Has the U.S. education system put learning on the back-burner?


Kenny Eliason

This young class demonstrates a good learning environment. In this environment children will flourish.

Throughout my life, I had always loved learning and attending school. Yet since entering high school, my opinion has changed. I am not alone in this, my friends and peers agree. Most high schools in the U.S. focus on the achievement of students not necessarily learning the concepts. We feel like we are in a vicious cycle of cramming information to pass a test and then forgetting it so we are able to move onto the next subject.

“Personally I strive for A’s. You could not ask me what I learned in history last year because I could not tell you. All I cared about was getting an A, because that’s what colleges want.” Student Annelise Motto says. A contributor to this process is the pressure put on students to receive certain grades, the pressure from parents, society, colleges and internal expectations. The thought “I need to get a good grade” is the focus of our learning. This contributes to not only a lack of true learning but to a growth of anxiety and stress among students.

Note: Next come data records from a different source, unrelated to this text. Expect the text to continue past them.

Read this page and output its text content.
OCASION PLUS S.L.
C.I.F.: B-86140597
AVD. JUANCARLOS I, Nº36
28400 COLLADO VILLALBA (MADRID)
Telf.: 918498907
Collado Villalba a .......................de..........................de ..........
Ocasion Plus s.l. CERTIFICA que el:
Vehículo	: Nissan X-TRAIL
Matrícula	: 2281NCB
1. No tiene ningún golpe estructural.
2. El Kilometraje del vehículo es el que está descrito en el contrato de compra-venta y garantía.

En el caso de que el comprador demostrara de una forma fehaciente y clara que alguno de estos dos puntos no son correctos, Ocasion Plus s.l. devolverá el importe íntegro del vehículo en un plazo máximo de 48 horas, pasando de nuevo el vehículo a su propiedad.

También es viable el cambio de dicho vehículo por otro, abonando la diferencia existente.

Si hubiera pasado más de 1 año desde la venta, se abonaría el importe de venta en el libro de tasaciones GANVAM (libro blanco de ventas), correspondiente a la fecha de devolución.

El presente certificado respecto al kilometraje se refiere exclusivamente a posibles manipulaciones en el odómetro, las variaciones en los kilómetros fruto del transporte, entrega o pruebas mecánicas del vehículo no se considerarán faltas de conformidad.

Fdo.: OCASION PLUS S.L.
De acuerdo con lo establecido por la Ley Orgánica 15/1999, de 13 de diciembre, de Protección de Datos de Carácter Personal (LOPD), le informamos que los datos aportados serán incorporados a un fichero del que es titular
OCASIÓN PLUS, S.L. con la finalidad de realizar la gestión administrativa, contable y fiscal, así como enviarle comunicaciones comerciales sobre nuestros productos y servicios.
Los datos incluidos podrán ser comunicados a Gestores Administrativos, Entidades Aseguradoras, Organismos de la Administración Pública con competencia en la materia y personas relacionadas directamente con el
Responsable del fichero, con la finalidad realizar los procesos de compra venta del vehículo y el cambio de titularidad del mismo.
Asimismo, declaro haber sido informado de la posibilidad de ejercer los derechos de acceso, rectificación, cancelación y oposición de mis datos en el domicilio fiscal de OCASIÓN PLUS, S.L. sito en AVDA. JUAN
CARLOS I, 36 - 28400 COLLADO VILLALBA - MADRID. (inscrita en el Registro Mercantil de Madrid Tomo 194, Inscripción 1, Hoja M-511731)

With grade pressure also comes expectations from colleges. What colleges expect from their possible incoming students is astounding in most cases. Students feel the need to get perfect grades and have a perfect life to get in. Students forget that the college should fit them not that they should fit a college. Students tend to gravitate towards being a cookie cutter type student in order to earn approval. The more prestigious a school is, the more value you have as a person. Students need to get rid of this mindset in order to take advantage of their learning.

Not only students but teachers also feel this pressure. Teachers don’t want to teach a class where no one wants to be there. To increase student engagement, students need to build bonds with their teachers and the teachers need to connect their class to the real world. In this week’s Don to Don podcast with Mrs. B she says, “If a student doesn’t know why they’re there, they aren’t gonna want to learn.” The goal we are reaching for is to return the love of learning to our school and students. Cathedral Catholic strives to teach their students to be lifelong learners, unfortunately I feel they are falling short. Many students and teachers can see the loss of love for learning. “We don’t like seeing you guys wilt away, ” Ms. B says. Cathedral Catholic is doing their best to avoid disconnect among the teachers and their courses. The teachers collaborate to calibrate their courses and grading the same, but us students don’t see that. “The teacher you get matters what grade you get.”, Student Kelli Jackson claims.

Cathedral has also communicated with teachers to provide more authentic assessments for their subjects. For example, essays should be used in all English classes. This is a hard goal to reach with our current schooling system. Unfortunately, many students including myself are unsatisfied with the current changes.

Changes we can make to create a better learning environment involve the change to mastery based grading. This version of grading defines the clear expectations of learning for students, parents, and educators. This separates what the student has learned and what they have failed to learn. Mastery-based grades separate academic achievement and a student’s behaviors. For example, turning in work late is a behavior not a direct reflection of a student’s academic ability. A school that embodies this grading system is St. Anne’s in Brooklyn, New York. “We believe that grades distract from the joy of learning. They reduce what should be complex responses to challenging intellectual problems to right or wrong, or perhaps half-right or half-wrong. Grades are reductive symbols and a shortcut around the hard work of responding individually to the work of our students, celebrating what they have achieved, and explaining to each student how his or her work can continue to progress and develop.” St. Anne’s displays on their website. Structuring education in a similar way to St. Anne’s sets their students up for success. I believe that they need to be a role model for schools around the nation. Mastery grading is a perfect fit for our dilemma.